They are targets of discrimination and violence, are at greater risk of contracting HIV, and experience a higher incidence of mental health problems like depression. They face discrimination from health care providers, a lack of doctors trained to address their needs, and the refusal of many national health systems and insurance providers to cover their care. Yet trans communities are building alliances to promote trans health and to fight for policies that respect gender diversity and human rights.
This report profiles projects from 16 organizations in twelve countries that address these barriers.

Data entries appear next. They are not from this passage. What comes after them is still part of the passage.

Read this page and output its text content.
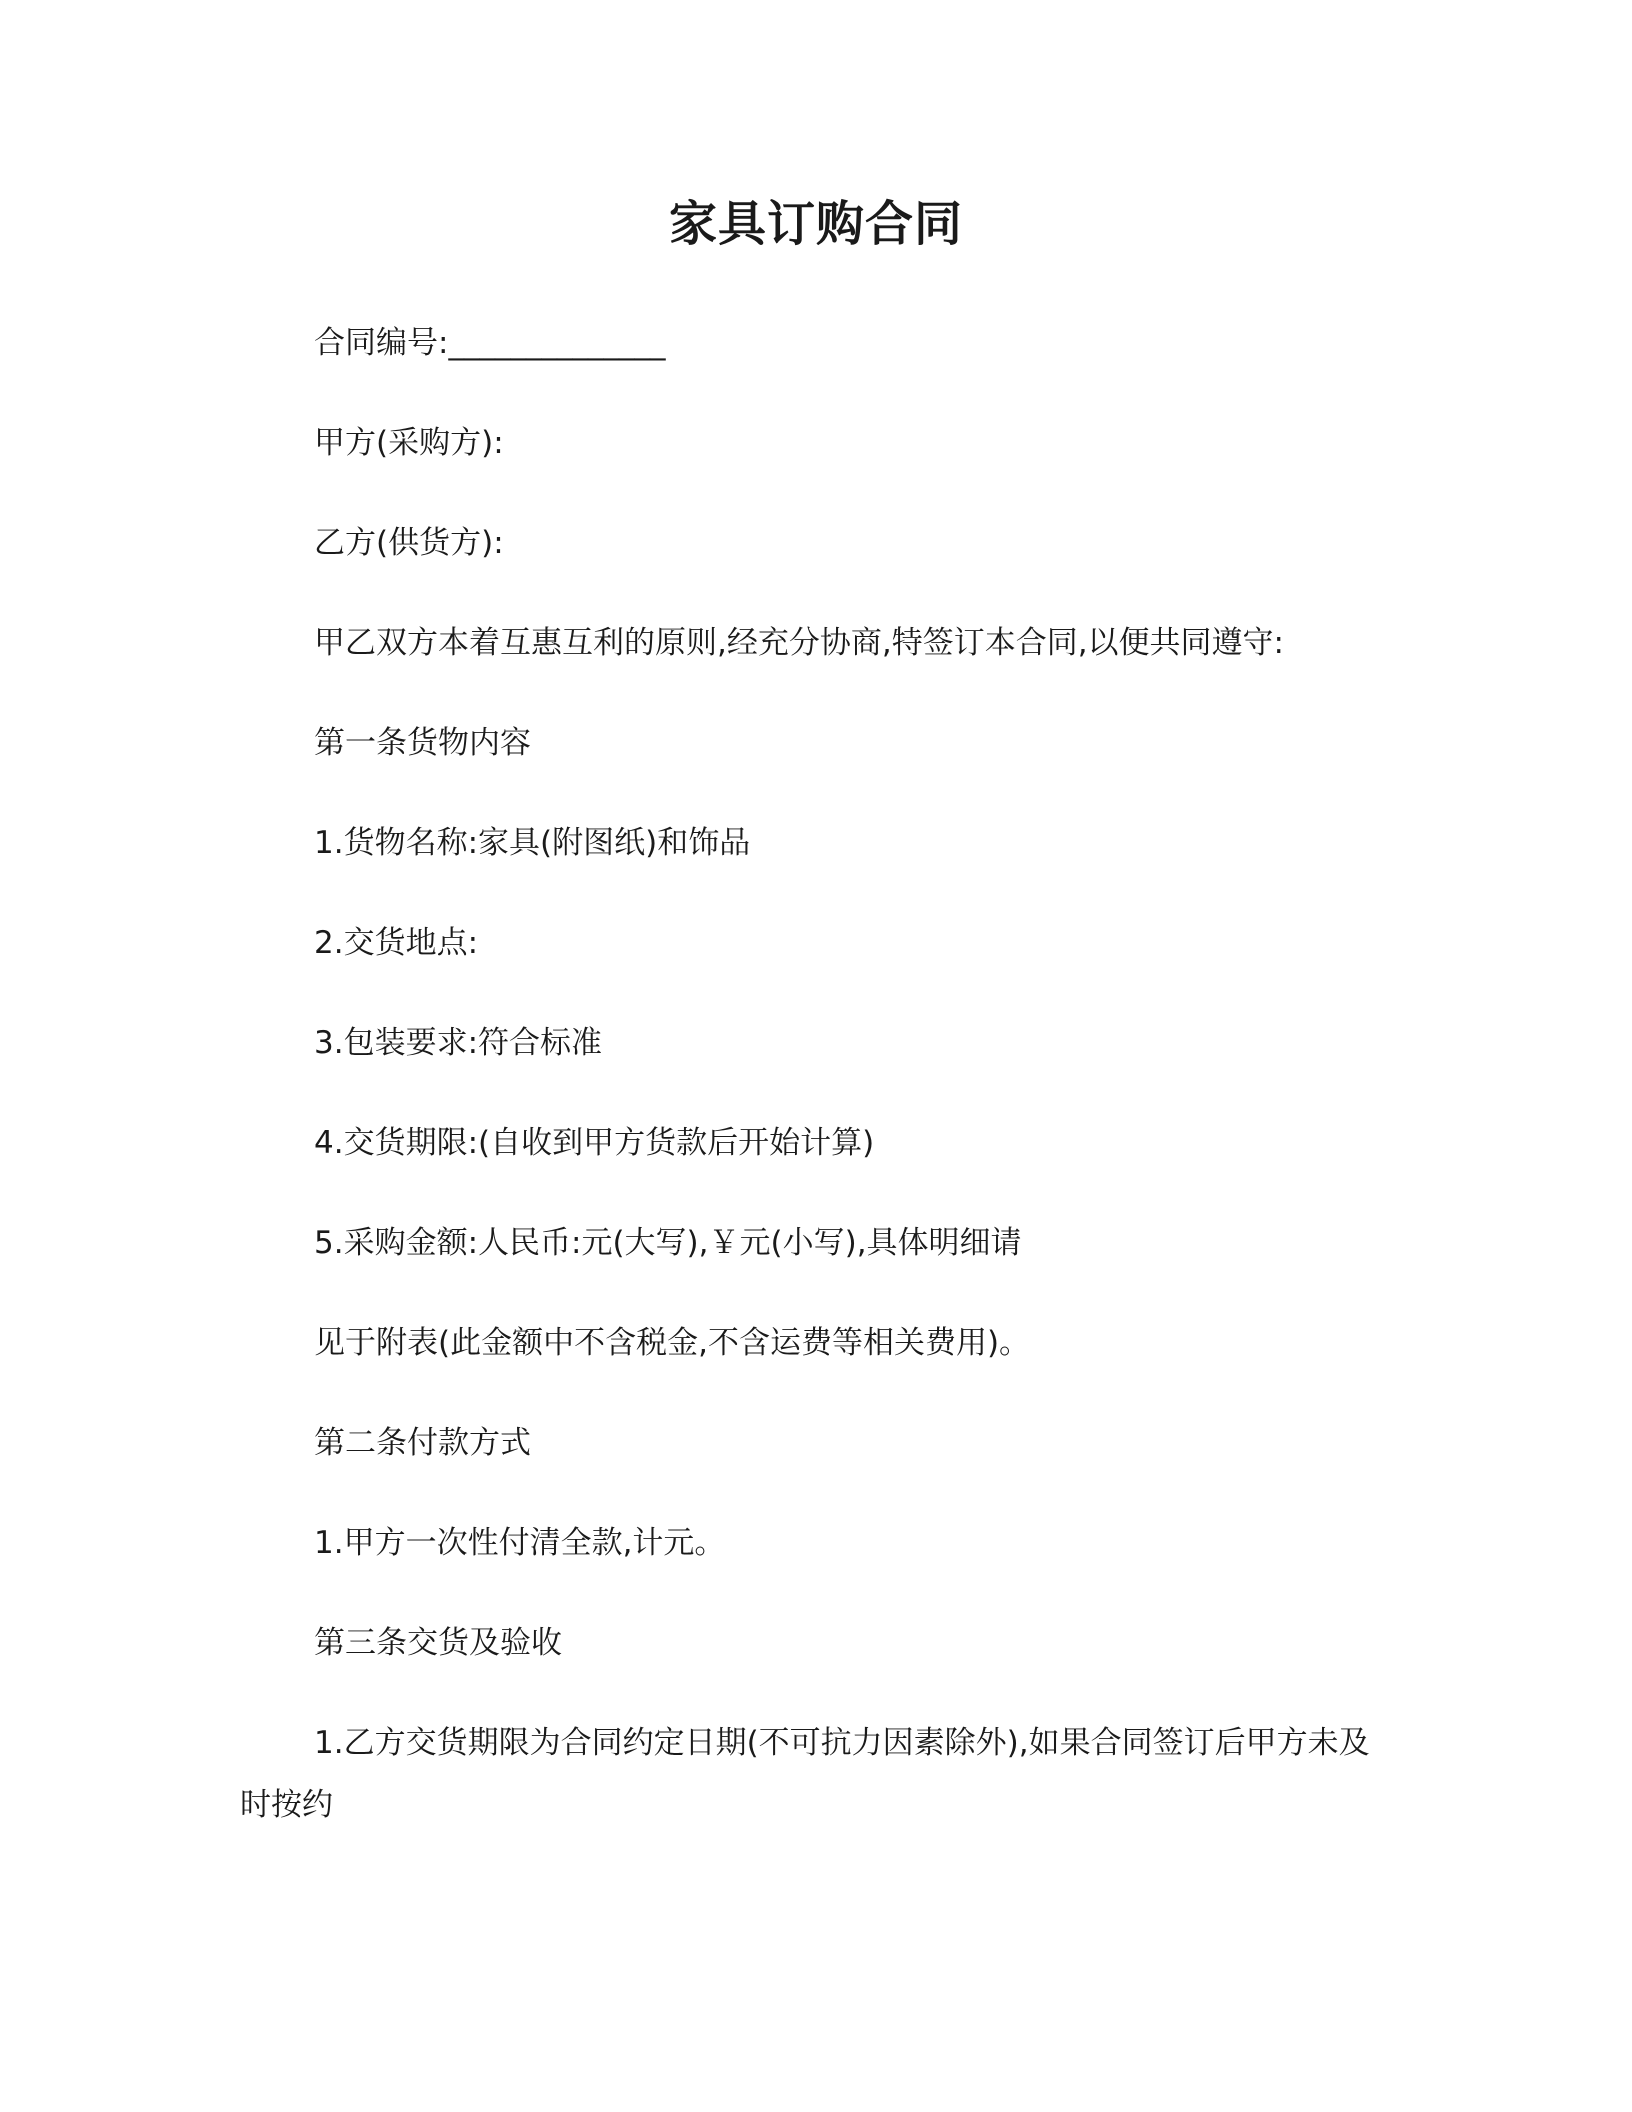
家具订购合同

合同编号:______________

甲方(采购方):

乙方(供货方):

甲乙双方本着互惠互利的原则,经充分协商,特签订本合同,以便共同遵守:

第一条货物内容

1.货物名称:家具(附图纸)和饰品

2.交货地点:

3.包装要求:符合标准

4.交货期限:(自收到甲方货款后开始计算)

5.采购金额:人民币:元(大写),￥元(小写),具体明细请

见于附表(此金额中不含税金,不含运费等相关费用)。

第二条付款方式

1.甲方一次性付清全款,计元。

第三条交货及验收

1.乙方交货期限为合同约定日期(不可抗力因素除外),如果合同签订后甲方未及时按约
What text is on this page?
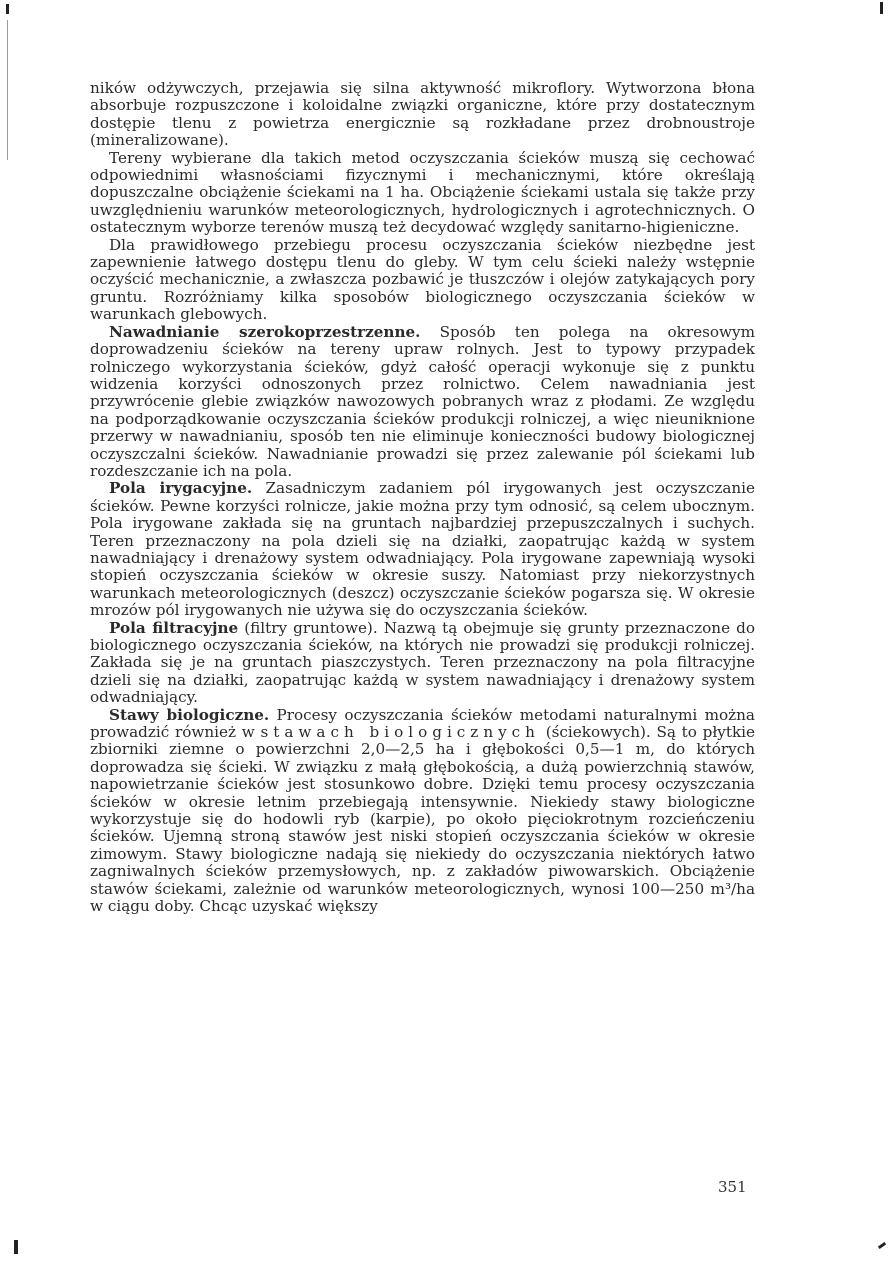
ników odżywczych, przejawia się silna aktywność mikroflory. Wytworzona błona absorbuje rozpuszczone i koloidalne związki organiczne, które przy dostatecznym dostępie tlenu z powietrza energicznie są rozkładane przez drobnoustroje (mineralizowane).

Tereny wybierane dla takich metod oczyszczania ścieków muszą się cechować odpowiednimi własnościami fizycznymi i mechanicznymi, które określają dopuszczalne obciążenie ściekami na 1 ha. Obciążenie ściekami ustala się także przy uwzględnieniu warunków meteorologicznych, hydrologicznych i agrotechnicznych. O ostatecznym wyborze terenów muszą też decydować względy sanitarno-higieniczne.

Dla prawidłowego przebiegu procesu oczyszczania ścieków niezbędne jest zapewnienie łatwego dostępu tlenu do gleby. W tym celu ścieki należy wstępnie oczyścić mechanicznie, a zwłaszcza pozbawić je tłuszczów i olejów zatykających pory gruntu. Rozróżniamy kilka sposobów biologicznego oczyszczania ścieków w warunkach glebowych.

Nawadnianie szerokoprzestrzenne. Sposób ten polega na okresowym doprowadzeniu ścieków na tereny upraw rolnych. Jest to typowy przypadek rolniczego wykorzystania ścieków, gdyż całość operacji wykonuje się z punktu widzenia korzyści odnoszonych przez rolnictwo. Celem nawadniania jest przywrócenie glebie związków nawozowych pobranych wraz z płodami. Ze względu na podporządkowanie oczyszczania ścieków produkcji rolniczej, a więc nieuniknione przerwy w nawadnianiu, sposób ten nie eliminuje konieczności budowy biologicznej oczyszczalni ścieków. Nawadnianie prowadzi się przez zalewanie pól ściekami lub rozdeszczanie ich na pola.

Pola irygacyjne. Zasadniczym zadaniem pól irygowanych jest oczyszczanie ścieków. Pewne korzyści rolnicze, jakie można przy tym odnosić, są celem ubocznym. Pola irygowane zakłada się na gruntach najbardziej przepuszczalnych i suchych. Teren przeznaczony na pola dzieli się na działki, zaopatrując każdą w system nawadniający i drenażowy system odwadniający. Pola irygowane zapewniają wysoki stopień oczyszczania ścieków w okresie suszy. Natomiast przy niekorzystnych warunkach meteorologicznych (deszcz) oczyszczanie ścieków pogarsza się. W okresie mrozów pól irygowanych nie używa się do oczyszczania ścieków.

Pola filtracyjne (filtry gruntowe). Nazwą tą obejmuje się grunty przeznaczone do biologicznego oczyszczania ścieków, na których nie prowadzi się produkcji rolniczej. Zakłada się je na gruntach piaszczystych. Teren przeznaczony na pola filtracyjne dzieli się na działki, zaopatrując każdą w system nawadniający i drenażowy system odwadniający.

Stawy biologiczne. Procesy oczyszczania ścieków metodami naturalnymi można prowadzić również w stawach biologicznych (ściekowych). Są to płytkie zbiorniki ziemne o powierzchni 2,0—2,5 ha i głębokości 0,5—1 m, do których doprowadza się ścieki. W związku z małą głębokością, a dużą powierzchnią stawów, napowietrzanie ścieków jest stosunkowo dobre. Dzięki temu procesy oczyszczania ścieków w okresie letnim przebiegają intensywnie. Niekiedy stawy biologiczne wykorzystuje się do hodowli ryb (karpie), po około pięciokrotnym rozcieńczeniu ścieków. Ujemną stroną stawów jest niski stopień oczyszczania ścieków w okresie zimowym. Stawy biologiczne nadają się niekiedy do oczyszczania niektórych łatwo zagniwalnych ścieków przemysłowych, np. z zakładów piwowarskich. Obciążenie stawów ściekami, zależnie od warunków meteorologicznych, wynosi 100—250 m³/ha w ciągu doby. Chcąc uzyskać większy

351
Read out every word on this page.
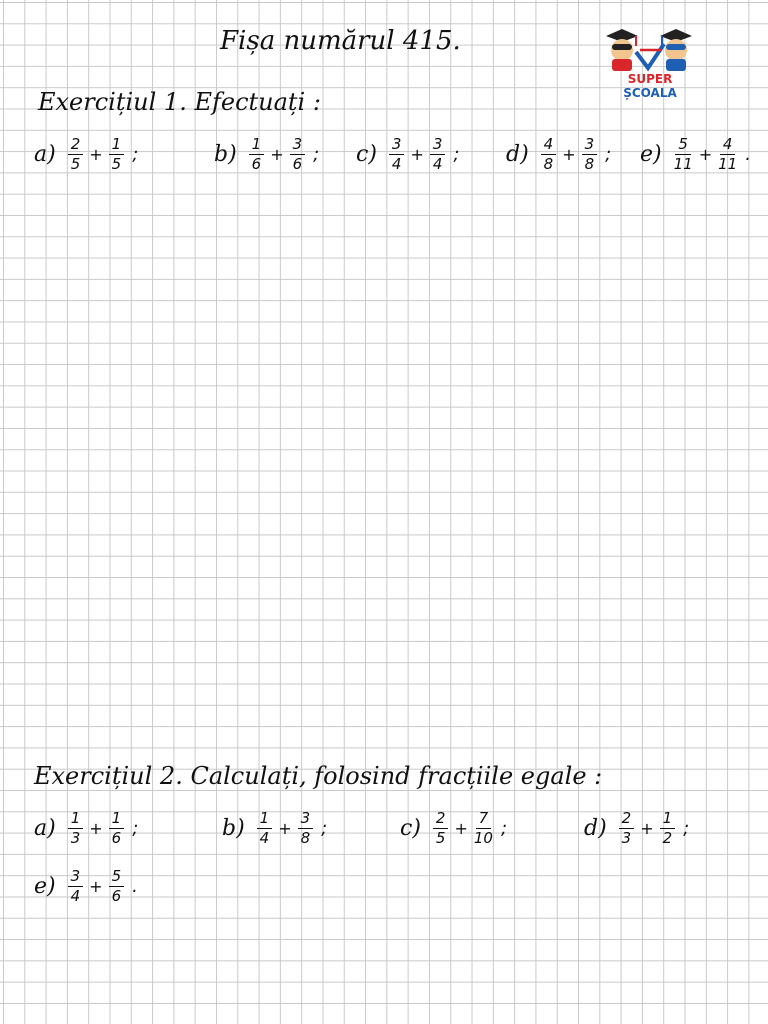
Fișa numărul 415.
SUPER ȘCOALA
Exercițiul 1. Efectuați :
$a) \frac{2}{5} + \frac{1}{5}$ ;	$b) \frac{1}{6} + \frac{3}{6}$ ; $c) \frac{3}{4} + \frac{3}{4}$ ; $d) \frac{4}{8} + \frac{3}{8}$ ; $e) \frac{5}{11} + \frac{4}{11}$ .
Exercițiul 2. Calculați, folosind fracțiile egale :
$a) \frac{1}{3} + \frac{1}{6}$ ;	$b) \frac{1}{4} + \frac{3}{8}$ ;	$c) \frac{2}{5} + \frac{7}{10}$ ;	$d) \frac{2}{3} + \frac{1}{2}$ ;
$e) \frac{3}{4} + \frac{5}{6}$ .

These projects offered general health services as well as those related to gender transition, trained health care providers to respond to the needs and concerns of trans patients, conducted public education campaigns about discrimination against trans people, advocated for legal and medical policy changes, and organized trans communities to empower themselves.
Collecting insights from these projects, Transforming Health makes recommendations to governments, rights advocates, health professionals and public health organizations, and health and rights donors.
Download the report HERE.
Organizations profiled include: Shustha Jibon (Bangladesh), Gay/Bi/Queer Trans Men’s Working Group (Canada), Kyrgyz Labrys (Kyrgyzstan), GenderDoc-M (Moldova), REDTRANS Nicaragua (Nicaragua), Trans-Gayten (Serbia), Gender DynamiX (South Africa), Mitr Trust (United States / India), Planned Parenthood of Mar Monte, (United States), Transgender Law Center (United States), STP 2012 International Stop Trans Pathologization Campaign (International), and the World Health Organization.